Aleksitiminin 3 boyutu vardır
Söz yoksunluğu olarak da tanımlanan aleksitiminin 3 temel boyutu vardır. Birincisi; duyguları tanımakta ve onları somotik-bedensel duyumlardan ayırmakta güçlük çekmektir. İkincisi ise duyguları belli etmek ve dışa vurmakta zorluk çekmektir. Son olarak aleksitiminin 3 boyutu ise somut düşünmede güçlük çekmek olarak açıklanmaktadır.
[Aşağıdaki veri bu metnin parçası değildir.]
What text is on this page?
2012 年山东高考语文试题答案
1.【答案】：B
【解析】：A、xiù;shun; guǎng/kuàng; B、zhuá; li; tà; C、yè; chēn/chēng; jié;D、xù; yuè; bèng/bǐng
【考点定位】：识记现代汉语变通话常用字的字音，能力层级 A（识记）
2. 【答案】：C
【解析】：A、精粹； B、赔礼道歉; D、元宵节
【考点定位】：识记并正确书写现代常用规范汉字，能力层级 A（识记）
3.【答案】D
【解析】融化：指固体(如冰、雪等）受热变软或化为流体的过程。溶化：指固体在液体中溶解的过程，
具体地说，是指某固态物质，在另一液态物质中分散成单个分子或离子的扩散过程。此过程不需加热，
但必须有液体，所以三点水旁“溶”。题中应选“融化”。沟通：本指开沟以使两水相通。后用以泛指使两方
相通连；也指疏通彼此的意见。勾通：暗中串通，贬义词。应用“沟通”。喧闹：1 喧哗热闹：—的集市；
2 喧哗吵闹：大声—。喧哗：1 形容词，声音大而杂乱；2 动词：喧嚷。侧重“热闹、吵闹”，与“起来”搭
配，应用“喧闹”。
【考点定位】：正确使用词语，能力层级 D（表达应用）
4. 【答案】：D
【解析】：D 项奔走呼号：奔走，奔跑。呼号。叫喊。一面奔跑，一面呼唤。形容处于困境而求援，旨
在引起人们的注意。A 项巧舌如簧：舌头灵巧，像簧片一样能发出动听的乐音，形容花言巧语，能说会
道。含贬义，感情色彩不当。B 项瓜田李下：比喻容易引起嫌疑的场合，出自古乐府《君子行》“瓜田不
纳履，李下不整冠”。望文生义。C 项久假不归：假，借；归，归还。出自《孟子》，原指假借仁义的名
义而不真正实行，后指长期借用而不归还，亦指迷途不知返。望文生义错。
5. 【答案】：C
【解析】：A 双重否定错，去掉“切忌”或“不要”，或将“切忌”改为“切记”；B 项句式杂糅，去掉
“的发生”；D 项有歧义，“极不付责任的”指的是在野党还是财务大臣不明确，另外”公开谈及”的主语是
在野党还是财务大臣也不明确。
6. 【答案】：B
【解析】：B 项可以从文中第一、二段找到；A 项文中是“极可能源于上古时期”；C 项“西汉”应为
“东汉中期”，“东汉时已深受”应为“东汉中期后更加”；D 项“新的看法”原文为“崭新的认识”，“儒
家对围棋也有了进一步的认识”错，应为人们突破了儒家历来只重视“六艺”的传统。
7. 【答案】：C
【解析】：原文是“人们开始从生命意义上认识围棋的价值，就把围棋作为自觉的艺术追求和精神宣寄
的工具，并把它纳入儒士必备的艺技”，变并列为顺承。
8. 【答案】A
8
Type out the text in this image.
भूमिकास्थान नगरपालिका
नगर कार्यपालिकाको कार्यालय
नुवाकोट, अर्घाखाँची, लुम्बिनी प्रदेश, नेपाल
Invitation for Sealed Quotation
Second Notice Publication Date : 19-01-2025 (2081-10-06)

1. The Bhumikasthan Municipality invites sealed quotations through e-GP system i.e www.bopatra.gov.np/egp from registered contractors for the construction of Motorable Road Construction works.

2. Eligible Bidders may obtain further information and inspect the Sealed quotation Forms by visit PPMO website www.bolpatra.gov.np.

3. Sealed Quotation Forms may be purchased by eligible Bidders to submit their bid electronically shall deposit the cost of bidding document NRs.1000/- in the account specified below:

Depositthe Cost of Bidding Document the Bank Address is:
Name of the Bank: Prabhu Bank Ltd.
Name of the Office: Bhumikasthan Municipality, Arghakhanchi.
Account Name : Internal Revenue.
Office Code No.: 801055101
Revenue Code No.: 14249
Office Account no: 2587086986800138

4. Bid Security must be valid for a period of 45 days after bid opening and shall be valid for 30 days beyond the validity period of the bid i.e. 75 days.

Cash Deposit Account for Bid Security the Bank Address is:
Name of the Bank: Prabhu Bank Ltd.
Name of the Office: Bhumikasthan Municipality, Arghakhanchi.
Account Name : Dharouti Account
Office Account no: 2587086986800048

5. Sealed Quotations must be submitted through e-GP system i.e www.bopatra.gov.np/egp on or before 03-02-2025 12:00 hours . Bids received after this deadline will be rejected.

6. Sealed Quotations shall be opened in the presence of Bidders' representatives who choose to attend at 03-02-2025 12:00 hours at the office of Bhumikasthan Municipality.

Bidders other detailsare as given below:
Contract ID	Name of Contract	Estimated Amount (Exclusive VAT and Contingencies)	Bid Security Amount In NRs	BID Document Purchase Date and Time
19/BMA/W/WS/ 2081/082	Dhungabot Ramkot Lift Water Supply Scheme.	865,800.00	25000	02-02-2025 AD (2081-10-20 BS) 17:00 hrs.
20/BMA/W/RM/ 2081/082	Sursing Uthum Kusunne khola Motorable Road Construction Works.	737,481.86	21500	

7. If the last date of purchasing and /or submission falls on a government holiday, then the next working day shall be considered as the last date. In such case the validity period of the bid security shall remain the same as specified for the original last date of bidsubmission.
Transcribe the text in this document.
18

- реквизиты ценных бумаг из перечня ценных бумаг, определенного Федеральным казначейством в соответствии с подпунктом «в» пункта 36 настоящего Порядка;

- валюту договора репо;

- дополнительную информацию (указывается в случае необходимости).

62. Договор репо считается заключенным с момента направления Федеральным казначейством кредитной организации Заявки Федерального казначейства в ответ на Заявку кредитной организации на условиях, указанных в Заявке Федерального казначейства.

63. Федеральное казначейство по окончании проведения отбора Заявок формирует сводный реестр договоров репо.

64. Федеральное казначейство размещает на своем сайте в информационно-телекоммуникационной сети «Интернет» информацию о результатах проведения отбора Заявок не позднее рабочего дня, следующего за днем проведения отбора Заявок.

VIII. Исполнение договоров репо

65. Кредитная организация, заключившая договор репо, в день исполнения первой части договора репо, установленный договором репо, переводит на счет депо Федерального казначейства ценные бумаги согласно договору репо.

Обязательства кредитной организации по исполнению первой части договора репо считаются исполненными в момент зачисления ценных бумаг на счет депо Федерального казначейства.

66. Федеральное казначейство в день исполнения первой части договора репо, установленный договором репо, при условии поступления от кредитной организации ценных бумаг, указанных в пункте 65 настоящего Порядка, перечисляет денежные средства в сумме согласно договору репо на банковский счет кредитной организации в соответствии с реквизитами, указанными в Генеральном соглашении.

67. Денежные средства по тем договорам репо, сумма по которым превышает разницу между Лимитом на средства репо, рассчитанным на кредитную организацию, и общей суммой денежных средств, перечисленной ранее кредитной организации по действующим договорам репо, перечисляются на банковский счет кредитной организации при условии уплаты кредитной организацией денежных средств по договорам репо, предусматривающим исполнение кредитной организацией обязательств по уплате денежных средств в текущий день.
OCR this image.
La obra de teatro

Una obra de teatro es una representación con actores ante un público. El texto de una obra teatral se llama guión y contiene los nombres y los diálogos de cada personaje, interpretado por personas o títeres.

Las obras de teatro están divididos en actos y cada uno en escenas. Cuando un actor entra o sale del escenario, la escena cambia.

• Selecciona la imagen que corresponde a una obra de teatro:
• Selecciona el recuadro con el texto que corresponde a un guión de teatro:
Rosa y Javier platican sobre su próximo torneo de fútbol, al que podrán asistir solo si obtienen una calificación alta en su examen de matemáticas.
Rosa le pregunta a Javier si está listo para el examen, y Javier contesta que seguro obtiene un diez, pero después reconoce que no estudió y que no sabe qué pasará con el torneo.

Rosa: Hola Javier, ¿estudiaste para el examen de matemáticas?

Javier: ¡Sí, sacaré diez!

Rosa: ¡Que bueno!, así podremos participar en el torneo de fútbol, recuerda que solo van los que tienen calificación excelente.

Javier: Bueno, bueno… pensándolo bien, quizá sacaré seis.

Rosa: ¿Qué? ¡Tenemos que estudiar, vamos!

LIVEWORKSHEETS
Bu üç boyutu tek bir çerçeveye sığdırdığımızda ise duygularını tanımayan ve tanımlayamayan insanların duygusal hayatlarının da bununa birlikte adeta çorak bir toprağa dönüştüğünü söyleyebiliriz.
‘Toronto Alekstimi Ölçeğine’ göre aleksitimi
• Ne hissettiğimi çoğu kez tam olarak bilemem.
• Duygularım için uygun kelimeleri bulmak benim için zordur.
• İçimde ne olup bittiğini bilmiyorum.
• İçimdeki duyguları yakın arkadaşlarıma bile açıklamak bana zor gelir.
• İnsanlarla, duygularından çok günlük uğraşları hakkında konuşmayı yeğlerim.

Peki, tedavi ile aleksitimiyi yenmek mümkün mü?
İnsanların duygularıyla yüzleşmesi ve duygularını fark edebilmesi adına bir tedavi süreci başlatmak ve bu hastalığı alt etmek mümkün! Şöyle ki uygulanacak duygusal ve bilişsel terapiler yapı psikoterapi bu hastalık üzerinde olumlu sonuçlara yaratabilir. Psikoterapiler sayesinde hasta duygularını fark etmeye ve haberdar olmaya başlar. En önemlisi de olaylar karşısında ne hissettiğini anlayabilir.